Fix operator precedence bug in lambda_ij calculation

[Nepomuk5665]

Summary

• Fixes operator precedence bug in BradleyTerryMlePairedCompSubjectiveModel.resolve_model() where n / pp*2 was evaluated as (n/pp)*2 instead of the intended n / pp**2

Problem

In sureal/pc_subjective_model.py line 263, the code reads:

lbda_ij = n / pp*2

Due to Python's operator precedence (division and multiplication have equal precedence and are evaluated left-to-right), this computes (n / pp) * 2, which is incorrect.
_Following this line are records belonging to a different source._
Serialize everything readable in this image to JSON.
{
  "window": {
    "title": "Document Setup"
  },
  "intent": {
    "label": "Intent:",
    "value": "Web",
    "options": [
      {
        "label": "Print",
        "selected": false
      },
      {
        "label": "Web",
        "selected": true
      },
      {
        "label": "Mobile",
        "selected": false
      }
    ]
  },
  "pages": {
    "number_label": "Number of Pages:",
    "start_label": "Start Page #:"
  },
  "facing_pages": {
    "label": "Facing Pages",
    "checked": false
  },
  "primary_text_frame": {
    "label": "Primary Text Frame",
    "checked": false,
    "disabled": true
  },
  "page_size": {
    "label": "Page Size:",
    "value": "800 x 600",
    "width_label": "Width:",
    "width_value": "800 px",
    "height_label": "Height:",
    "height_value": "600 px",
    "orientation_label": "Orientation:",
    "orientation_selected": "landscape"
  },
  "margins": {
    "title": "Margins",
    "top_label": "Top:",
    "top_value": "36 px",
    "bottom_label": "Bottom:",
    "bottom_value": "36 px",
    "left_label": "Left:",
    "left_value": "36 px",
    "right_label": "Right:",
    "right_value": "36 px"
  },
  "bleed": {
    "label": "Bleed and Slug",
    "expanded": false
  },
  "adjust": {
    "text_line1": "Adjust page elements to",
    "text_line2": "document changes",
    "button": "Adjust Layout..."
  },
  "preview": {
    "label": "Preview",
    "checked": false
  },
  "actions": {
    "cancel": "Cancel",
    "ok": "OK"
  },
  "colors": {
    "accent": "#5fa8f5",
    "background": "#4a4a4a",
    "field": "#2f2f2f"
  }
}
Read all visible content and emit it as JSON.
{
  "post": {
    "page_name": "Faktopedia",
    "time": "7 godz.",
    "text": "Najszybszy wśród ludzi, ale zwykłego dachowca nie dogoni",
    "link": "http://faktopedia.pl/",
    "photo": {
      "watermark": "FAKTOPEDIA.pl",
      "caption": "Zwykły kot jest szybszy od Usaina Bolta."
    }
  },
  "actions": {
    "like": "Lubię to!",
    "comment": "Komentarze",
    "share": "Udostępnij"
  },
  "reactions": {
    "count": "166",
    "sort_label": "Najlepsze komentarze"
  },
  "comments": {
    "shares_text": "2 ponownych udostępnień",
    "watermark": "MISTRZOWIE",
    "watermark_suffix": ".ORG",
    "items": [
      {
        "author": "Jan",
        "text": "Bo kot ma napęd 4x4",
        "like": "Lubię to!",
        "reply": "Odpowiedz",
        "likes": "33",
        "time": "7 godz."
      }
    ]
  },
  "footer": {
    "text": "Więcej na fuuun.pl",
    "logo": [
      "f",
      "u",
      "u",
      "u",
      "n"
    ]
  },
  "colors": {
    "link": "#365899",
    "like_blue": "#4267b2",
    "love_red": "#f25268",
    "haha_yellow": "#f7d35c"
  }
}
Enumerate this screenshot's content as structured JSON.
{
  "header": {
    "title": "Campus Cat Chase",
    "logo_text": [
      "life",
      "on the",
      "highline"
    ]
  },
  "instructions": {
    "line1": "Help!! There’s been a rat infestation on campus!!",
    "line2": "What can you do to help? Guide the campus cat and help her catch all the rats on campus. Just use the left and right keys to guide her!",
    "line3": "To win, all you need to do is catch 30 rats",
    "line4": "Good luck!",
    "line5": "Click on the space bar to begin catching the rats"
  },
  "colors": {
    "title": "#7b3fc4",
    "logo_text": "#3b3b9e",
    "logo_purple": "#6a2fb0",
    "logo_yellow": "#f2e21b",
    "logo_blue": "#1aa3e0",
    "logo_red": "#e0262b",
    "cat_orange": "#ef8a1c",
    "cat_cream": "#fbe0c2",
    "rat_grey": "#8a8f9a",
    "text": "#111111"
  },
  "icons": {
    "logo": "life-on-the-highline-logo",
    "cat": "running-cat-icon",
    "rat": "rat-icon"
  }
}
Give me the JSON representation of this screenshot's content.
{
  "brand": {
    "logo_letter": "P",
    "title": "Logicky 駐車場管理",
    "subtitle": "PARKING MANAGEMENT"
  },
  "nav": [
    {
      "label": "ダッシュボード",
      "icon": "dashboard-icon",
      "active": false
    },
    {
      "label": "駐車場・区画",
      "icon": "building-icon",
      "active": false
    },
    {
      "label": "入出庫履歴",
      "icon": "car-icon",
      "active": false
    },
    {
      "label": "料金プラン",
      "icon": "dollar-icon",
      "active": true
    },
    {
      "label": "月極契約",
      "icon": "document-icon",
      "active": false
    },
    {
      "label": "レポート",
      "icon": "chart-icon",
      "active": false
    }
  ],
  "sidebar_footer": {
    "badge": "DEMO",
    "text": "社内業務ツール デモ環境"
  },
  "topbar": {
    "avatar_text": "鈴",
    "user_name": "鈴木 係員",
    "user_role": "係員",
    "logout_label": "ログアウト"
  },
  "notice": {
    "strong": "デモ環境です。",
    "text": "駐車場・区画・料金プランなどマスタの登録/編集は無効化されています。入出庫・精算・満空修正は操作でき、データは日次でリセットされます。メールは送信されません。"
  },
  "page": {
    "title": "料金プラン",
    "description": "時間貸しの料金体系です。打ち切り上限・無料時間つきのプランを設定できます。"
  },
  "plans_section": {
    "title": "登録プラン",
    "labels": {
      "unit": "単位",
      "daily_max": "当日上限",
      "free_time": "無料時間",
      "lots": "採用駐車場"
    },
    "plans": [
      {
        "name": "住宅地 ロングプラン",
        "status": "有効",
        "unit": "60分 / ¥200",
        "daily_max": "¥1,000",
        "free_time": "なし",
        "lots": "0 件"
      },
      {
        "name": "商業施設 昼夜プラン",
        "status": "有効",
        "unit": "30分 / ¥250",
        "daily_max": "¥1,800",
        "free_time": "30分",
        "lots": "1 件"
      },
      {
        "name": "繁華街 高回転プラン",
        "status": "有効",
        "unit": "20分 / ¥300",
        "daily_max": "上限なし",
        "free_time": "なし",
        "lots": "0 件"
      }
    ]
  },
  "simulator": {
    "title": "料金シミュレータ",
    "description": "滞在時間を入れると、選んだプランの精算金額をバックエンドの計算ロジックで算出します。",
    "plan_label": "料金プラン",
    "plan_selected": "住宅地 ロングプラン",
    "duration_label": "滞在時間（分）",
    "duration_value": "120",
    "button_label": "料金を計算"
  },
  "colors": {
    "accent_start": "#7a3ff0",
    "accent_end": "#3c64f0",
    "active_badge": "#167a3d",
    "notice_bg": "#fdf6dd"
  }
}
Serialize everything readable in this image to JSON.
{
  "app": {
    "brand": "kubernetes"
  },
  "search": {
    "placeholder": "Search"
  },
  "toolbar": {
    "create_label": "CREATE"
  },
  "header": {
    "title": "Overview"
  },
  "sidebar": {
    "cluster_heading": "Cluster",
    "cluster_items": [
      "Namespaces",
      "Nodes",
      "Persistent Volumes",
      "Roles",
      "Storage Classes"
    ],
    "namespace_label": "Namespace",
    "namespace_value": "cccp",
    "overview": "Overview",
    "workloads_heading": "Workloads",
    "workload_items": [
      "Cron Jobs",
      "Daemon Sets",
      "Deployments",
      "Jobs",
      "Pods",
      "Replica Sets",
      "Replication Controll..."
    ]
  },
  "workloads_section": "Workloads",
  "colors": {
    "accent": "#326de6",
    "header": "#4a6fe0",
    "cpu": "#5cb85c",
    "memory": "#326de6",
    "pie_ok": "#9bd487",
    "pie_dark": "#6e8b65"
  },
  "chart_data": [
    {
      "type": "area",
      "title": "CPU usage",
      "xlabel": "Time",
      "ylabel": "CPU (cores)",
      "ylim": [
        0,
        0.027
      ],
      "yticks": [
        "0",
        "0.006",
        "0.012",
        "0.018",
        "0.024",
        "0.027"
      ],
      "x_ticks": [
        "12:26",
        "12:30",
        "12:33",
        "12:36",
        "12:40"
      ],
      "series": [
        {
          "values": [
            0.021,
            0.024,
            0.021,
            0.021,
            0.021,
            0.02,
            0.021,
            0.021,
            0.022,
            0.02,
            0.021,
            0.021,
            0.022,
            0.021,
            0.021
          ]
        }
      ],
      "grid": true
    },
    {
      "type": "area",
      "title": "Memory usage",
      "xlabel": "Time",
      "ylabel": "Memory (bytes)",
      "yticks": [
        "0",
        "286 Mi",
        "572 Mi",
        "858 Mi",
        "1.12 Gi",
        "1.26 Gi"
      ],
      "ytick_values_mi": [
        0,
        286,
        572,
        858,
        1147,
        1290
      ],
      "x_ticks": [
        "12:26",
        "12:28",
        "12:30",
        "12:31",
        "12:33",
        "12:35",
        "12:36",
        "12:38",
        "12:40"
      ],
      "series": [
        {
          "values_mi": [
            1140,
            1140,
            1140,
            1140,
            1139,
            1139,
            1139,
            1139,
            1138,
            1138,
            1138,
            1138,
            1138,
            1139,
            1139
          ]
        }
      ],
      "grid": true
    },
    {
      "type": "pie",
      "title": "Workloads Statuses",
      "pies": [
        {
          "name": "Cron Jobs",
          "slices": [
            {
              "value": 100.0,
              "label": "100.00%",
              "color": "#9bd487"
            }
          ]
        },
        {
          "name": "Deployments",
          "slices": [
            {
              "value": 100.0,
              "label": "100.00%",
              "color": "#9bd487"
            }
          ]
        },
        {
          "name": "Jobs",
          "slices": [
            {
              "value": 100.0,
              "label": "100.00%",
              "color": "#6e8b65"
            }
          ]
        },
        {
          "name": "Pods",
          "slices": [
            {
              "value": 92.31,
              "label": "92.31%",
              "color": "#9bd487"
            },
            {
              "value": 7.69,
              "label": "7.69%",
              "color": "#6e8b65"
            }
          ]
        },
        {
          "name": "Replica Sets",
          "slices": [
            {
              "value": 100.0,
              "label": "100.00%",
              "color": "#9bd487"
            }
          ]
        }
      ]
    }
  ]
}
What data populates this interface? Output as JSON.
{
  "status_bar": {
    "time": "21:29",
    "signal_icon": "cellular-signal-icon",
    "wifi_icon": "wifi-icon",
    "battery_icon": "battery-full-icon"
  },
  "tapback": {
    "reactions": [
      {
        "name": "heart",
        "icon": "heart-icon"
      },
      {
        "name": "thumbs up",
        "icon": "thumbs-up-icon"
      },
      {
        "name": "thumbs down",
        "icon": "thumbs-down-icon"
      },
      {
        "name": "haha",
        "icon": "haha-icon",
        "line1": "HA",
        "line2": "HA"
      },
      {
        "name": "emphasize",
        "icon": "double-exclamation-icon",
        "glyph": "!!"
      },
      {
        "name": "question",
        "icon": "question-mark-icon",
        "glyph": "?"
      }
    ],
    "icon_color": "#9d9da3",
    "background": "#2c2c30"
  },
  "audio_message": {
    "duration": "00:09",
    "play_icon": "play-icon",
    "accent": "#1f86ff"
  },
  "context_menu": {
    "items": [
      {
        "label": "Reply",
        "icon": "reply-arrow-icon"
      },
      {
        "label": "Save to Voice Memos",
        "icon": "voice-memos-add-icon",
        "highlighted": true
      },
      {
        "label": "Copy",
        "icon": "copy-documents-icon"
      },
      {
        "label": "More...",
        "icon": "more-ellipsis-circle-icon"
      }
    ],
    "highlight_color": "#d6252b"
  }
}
The mathematical formula specified in the comment on line 256 states:

# lambda_ij = n_ij / (p_i + p_j)^2, i != j

Line 262 correctly implements this for lbda_ii:

lbda_ii = np.sum(-alpha / np.tile(p, (M, 1)).T**2 + n / pp**2, axis=1)

Fix

Changed line 263 from:

lbda_ij = n / pp*2

to:

lbda_ij = n / pp**2

Impact

This affects the covariance matrix calculation (cova_p, cova_v) and the standard deviation (stdv_p, stdv_v) outputs of the Bradley-Terry MLE model. The quality scores themselves are not affected, only their uncertainty estimates.

Note: The existing tests will need their expected values updated since they were calibrated against the buggy implementation.